Later Jesus would tell His men, “And do not fear (phobos) those who kill the body but cannot kill the soul. But rather fear (phobos) Him who is able to destroy both soul and body in hell.” ( Mt. 10:28; top ) The cowardly and fearful (delia) can only look forward to eternity in hell. But those who fear (phobos) God are not given a spirit of fear (delia) but of power, love and a sound mind - that is, the mind of Christ and the Spirit of God.
Solomon’s advice still stands eminently practical even to our day. After exploring every avenue of human existence that he could imagine, he wrote, “Let us hear the conclusion of the whole matter: Fear God and keep His commandments, for this is the whole duty of man.” ( Eccl. 12:13; top ) Under the New Covenant, though we are not under the commandments of the law, we are under the personal command of Christ Jesus who, through His Holy Spirit, will instruct and direct us into attitudes and actions that will fulfill the righteous requirements of God. We still need to fear God and keep His commands, commands which John tells us are not burdensome. ( 1 Jn. 5:3; top )
“The fear of the Lord is the beginning of wisdom,” wrote Solomon ( Prov. 9:10; top ) and this is a lesson that the ekklesia seems to have forgotten. Paul’s compilation of Old Testament references to the wickedness of man culminates with, “There is no fear of God before their eyes.” ( Rom. 3:18 ; Psa. 36:1 ) The fear of the Lord is to hate all evil. ( Prov. 8:13; top )

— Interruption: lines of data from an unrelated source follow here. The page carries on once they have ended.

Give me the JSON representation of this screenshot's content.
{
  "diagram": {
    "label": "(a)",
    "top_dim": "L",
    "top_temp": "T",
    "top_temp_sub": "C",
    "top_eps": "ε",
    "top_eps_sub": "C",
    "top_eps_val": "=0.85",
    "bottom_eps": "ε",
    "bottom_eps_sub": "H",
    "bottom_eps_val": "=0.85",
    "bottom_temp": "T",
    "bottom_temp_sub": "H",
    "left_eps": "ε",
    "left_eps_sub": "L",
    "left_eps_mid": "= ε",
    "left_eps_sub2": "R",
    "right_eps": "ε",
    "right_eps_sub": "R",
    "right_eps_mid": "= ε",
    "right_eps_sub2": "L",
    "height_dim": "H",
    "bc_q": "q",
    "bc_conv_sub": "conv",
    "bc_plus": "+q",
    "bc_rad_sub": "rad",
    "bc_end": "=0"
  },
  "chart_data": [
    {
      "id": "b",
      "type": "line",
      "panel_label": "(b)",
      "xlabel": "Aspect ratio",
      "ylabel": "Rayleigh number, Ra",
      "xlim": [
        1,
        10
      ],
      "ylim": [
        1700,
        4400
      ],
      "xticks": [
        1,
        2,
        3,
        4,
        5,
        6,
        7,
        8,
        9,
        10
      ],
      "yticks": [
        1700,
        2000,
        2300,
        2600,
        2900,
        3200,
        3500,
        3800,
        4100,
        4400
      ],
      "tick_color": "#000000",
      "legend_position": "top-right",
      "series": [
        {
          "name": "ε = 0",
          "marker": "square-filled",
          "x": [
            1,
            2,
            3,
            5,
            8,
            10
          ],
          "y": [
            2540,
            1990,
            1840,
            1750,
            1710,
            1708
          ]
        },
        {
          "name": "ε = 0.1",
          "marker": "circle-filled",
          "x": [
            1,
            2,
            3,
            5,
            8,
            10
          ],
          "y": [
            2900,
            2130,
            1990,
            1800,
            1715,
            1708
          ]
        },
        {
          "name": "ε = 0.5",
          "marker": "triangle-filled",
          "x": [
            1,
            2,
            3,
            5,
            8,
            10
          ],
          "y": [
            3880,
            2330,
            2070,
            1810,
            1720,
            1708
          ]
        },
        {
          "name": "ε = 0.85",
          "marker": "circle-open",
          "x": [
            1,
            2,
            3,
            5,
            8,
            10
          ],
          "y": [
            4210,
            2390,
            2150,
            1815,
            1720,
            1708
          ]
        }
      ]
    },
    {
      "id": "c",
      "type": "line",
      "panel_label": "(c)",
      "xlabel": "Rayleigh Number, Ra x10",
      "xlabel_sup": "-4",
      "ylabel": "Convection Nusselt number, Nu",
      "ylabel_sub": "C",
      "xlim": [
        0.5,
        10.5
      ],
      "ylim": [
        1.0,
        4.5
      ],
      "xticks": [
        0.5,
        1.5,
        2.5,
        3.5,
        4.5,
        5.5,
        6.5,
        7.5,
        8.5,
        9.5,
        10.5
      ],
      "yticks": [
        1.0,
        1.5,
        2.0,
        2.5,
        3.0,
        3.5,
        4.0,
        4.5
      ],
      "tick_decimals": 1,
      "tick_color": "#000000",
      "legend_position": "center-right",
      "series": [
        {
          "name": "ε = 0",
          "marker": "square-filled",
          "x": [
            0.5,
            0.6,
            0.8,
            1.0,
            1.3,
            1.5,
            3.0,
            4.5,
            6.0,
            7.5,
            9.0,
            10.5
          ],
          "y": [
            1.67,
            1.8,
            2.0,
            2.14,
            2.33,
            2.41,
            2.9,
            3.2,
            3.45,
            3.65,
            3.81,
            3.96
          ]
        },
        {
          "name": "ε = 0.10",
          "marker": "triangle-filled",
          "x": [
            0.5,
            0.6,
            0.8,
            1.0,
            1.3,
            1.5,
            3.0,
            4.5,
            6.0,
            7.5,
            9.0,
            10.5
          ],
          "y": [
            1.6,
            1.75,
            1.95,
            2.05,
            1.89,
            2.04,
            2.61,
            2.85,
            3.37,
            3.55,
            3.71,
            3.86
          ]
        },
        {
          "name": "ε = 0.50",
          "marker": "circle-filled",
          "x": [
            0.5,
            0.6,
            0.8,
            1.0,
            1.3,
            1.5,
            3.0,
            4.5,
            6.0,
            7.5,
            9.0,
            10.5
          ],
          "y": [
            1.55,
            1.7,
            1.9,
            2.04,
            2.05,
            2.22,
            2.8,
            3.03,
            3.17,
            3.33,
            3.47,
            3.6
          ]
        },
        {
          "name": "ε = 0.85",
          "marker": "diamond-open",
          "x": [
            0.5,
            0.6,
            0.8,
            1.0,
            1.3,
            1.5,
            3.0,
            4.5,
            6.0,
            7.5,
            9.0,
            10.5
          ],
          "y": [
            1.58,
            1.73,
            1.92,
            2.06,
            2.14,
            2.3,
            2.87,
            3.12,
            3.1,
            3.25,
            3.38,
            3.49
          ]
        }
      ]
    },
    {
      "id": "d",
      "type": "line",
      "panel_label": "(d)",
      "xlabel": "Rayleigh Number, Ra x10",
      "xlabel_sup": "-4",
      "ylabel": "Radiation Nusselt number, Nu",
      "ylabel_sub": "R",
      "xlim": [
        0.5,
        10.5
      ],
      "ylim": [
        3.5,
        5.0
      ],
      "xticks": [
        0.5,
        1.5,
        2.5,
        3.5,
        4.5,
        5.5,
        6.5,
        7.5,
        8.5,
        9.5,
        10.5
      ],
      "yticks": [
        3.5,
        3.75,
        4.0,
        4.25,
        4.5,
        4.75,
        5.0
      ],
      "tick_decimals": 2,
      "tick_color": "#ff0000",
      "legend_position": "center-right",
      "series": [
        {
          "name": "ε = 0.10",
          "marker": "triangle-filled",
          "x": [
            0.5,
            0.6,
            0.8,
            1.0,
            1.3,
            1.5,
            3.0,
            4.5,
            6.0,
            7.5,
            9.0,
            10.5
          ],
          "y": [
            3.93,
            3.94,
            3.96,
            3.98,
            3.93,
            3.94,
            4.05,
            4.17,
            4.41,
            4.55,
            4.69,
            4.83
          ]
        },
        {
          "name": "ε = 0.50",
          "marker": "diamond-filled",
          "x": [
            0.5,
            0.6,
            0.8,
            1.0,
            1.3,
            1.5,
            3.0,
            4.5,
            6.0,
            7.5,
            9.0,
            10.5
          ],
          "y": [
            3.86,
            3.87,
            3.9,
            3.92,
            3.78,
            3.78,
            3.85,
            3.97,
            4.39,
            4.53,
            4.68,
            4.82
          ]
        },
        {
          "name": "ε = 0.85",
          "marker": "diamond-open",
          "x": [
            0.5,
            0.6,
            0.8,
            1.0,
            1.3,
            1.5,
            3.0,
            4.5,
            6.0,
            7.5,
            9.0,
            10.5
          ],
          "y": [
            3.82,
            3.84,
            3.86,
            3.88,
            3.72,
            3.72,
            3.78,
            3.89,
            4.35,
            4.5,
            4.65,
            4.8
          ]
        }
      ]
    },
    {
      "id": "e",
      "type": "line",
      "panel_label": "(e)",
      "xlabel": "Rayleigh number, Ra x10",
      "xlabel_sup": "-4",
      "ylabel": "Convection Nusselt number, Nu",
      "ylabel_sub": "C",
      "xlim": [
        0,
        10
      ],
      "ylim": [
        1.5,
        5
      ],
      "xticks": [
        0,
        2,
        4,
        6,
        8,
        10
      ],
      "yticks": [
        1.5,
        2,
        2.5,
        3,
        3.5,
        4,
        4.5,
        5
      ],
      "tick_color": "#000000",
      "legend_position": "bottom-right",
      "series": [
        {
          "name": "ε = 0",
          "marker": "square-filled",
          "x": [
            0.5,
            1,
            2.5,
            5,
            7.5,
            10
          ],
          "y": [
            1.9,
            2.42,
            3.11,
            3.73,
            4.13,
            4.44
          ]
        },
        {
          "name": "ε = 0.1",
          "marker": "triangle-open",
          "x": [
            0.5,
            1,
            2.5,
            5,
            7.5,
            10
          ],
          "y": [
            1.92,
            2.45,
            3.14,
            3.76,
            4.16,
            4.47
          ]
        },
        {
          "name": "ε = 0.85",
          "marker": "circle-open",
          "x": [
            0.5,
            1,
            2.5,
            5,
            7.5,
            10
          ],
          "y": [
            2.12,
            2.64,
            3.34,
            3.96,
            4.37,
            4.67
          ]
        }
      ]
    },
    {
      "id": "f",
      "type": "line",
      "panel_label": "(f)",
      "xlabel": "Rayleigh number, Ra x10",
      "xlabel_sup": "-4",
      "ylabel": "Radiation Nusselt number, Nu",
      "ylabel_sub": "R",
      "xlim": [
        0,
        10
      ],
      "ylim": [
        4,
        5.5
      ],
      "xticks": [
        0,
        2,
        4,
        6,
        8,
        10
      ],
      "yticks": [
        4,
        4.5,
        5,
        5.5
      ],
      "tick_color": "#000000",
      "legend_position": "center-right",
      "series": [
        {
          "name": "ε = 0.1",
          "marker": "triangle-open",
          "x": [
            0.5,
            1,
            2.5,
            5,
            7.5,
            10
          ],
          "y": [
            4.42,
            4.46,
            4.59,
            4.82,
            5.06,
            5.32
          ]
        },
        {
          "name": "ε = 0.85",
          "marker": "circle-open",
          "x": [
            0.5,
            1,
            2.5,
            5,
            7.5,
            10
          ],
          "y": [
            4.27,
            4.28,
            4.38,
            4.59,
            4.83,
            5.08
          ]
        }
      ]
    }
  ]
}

What we fear is what will determine where we will spend eternity. If we fear some petty circumstances that surround our lives, or if we fear the unknown events of tomorrow, we can only look forward to an eternity in the lake of fire. This is because our fear is our explicit refusal to trust God to dispose of our lives as He sees fit and is our explicit embracing of demonic spirits so that they might control our lives. But if we will fear God and relinquish control of our lives to His Spirit, when that which is perfect is come, His perfect love will remove all fear forever and we will remain with Him throughout all of eternity in glorious life that cannot even be imagined now. So if we find we have feared the wrong things in life, let us be quick to repent now while we still can.
May God grant us a spirit of wisdom and revelation that we may know Him better. May we be like Isaiah and Ezekiel of old who, upon experiencing a vision of God, cried out, “I am undone!” The best thing that could happen to our smug, religious delusions about God would be for us to experience Him in a face to face, heart to heart encounter where we begin to grasp something of His transcendence and awesome majesty. What a difference that would make in us.